6. The model training method of claim 5, wherein the fingerprint feature extraction comprises temporal feature extraction and spatial feature extraction;

the extracting of the fingerprint characteristics of the time-frequency characteristic vector to obtain the sample audio fingerprint corresponding to the training sample comprises:

and extracting spatial features of the temporal feature vector to obtain a sample audio fingerprint corresponding to the training sample.

7. The model training method of claim 5, wherein the obtaining a training sample set comprises:

acquiring each section of target audio;

carrying out windowing and framing processing on the target audio to obtain each sample voice fragment corresponding to the target audio;

and determining a training sample set according to the sample voice fragment.

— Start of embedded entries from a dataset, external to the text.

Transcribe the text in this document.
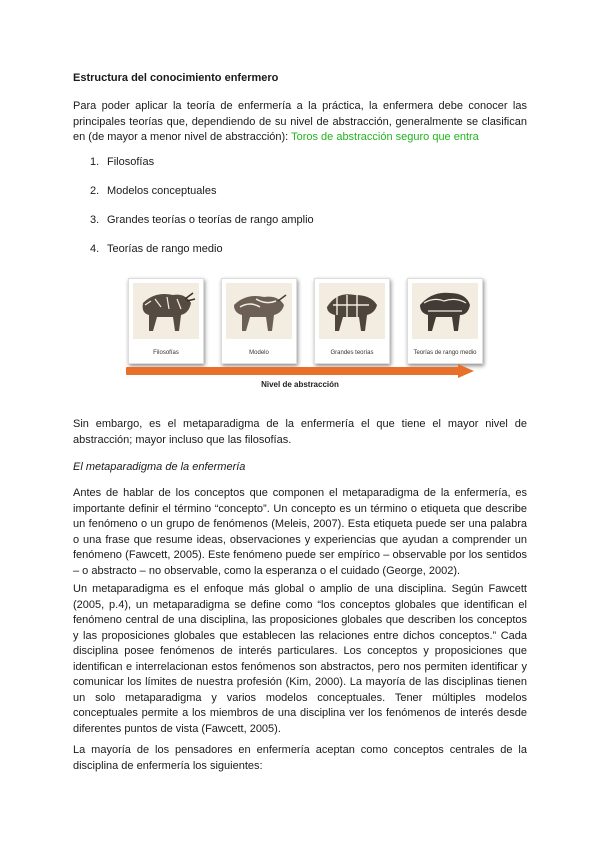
Estructura del conocimiento enfermero

Para poder aplicar la teoría de enfermería a la práctica, la enfermera debe conocer las principales teorías que, dependiendo de su nivel de abstracción, generalmente se clasifican en (de mayor a menor nivel de abstracción): Toros de abstracción seguro que entra

1. Filosofías
2. Modelos conceptuales
3. Grandes teorías o teorías de rango amplio
4. Teorías de rango medio
Filosofías	Modelo	Grandes teorías	Teorías de rango medio
Nivel de abstracción

Sin embargo, es el metaparadigma de la enfermería el que tiene el mayor nivel de abstracción; mayor incluso que las filosofías.

El metaparadigma de la enfermería

Antes de hablar de los conceptos que componen el metaparadigma de la enfermería, es importante definir el término “concepto”. Un concepto es un término o etiqueta que describe un fenómeno o un grupo de fenómenos (Meleis, 2007). Esta etiqueta puede ser una palabra o una frase que resume ideas, observaciones y experiencias que ayudan a comprender un fenómeno (Fawcett, 2005). Este fenómeno puede ser empírico – observable por los sentidos – o abstracto – no observable, como la esperanza o el cuidado (George, 2002).

Un metaparadigma es el enfoque más global o amplio de una disciplina. Según Fawcett (2005, p.4), un metaparadigma se define como “los conceptos globales que identifican el fenómeno central de una disciplina, las proposiciones globales que describen los conceptos y las proposiciones globales que establecen las relaciones entre dichos conceptos.” Cada disciplina posee fenómenos de interés particulares. Los conceptos y proposiciones que identifican e interrelacionan estos fenómenos son abstractos, pero nos permiten identificar y comunicar los límites de nuestra profesión (Kim, 2000). La mayoría de las disciplinas tienen un solo metaparadigma y varios modelos conceptuales. Tener múltiples modelos conceptuales permite a los miembros de una disciplina ver los fenómenos de interés desde diferentes puntos de vista (Fawcett, 2005).

La mayoría de los pensadores en enfermería aceptan como conceptos centrales de la disciplina de enfermería los siguientes:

8. The model training method of claim 7, wherein determining a training sample set from the sample speech segments comprises:

9. The model training method of claim 8, wherein the performing of the fingerprint feature extraction on the time-frequency feature vector to obtain the audio fingerprint corresponding to the training sample comprises:

10. The model training method according to claim 9, wherein before determining the target loss value of the audio fingerprint model to be trained according to the endpoint value corresponding to the sample value matrix and the preset value interval, the method further comprises:

determining a target loss value of the audio fingerprint model to be trained according to the sample numerical value matrix and the endpoint value corresponding to the preset numerical value interval, wherein the determining comprises the following steps:

determining a quantization loss value of the audio fingerprint model to be trained according to the sample numerical value matrix and an endpoint value corresponding to the preset numerical value interval;

11. The model training method according to claim 10, wherein the determining the contrast loss value of the audio fingerprint model to be trained according to the sample audio fingerprint comprises:

determining a first inner product value corresponding to a first sample audio fingerprint according to the first sample audio fingerprint and a second sample audio fingerprint corresponding to the first sample audio fingerprint in the sample audio fingerprints, wherein when the first sample audio fingerprint is a sample audio fingerprint corresponding to a first sample voice fragment, the second sample audio fingerprint is a sample audio fingerprint of a first positive sample corresponding to the first sample voice fragment, or when the first sample audio fingerprint is a sample audio fingerprint corresponding to the first positive sample, the second sample audio fingerprint is a sample audio fingerprint of the first sample voice fragment corresponding to the first positive sample;

12. An audio matching apparatus, comprising:

the system comprises an acquisition module, a matching module and a matching module, wherein the acquisition module is used for acquiring an audio frequency to be matched and an audio frequency set, and the audio frequency set comprises an audio frequency and a numerical matrix corresponding to an audio frequency fingerprint of the audio frequency;

the mapping module is used for mapping each fingerprint element in the target audio fingerprint to a target numerical value in a preset numerical value interval to obtain a target numerical value matrix corresponding to the target audio fingerprint, wherein the difference value between the target numerical value and the end point value of the preset numerical value interval is in a preset range;

13. An electronic device, comprising a processor and a memory, the memory storing a computer program, the processor being configured to execute the computer program in the memory to perform the audio matching method of any of claims 1-11.

14. A computer-readable storage medium, characterized in that the computer-readable storage medium stores a computer program adapted to be loaded by a processor for performing the audio matching method of any of claims 1-11.

15. A computer program product, characterized in that it stores a computer program adapted to be loaded by a processor for performing the audio matching method of any of claims 1-11.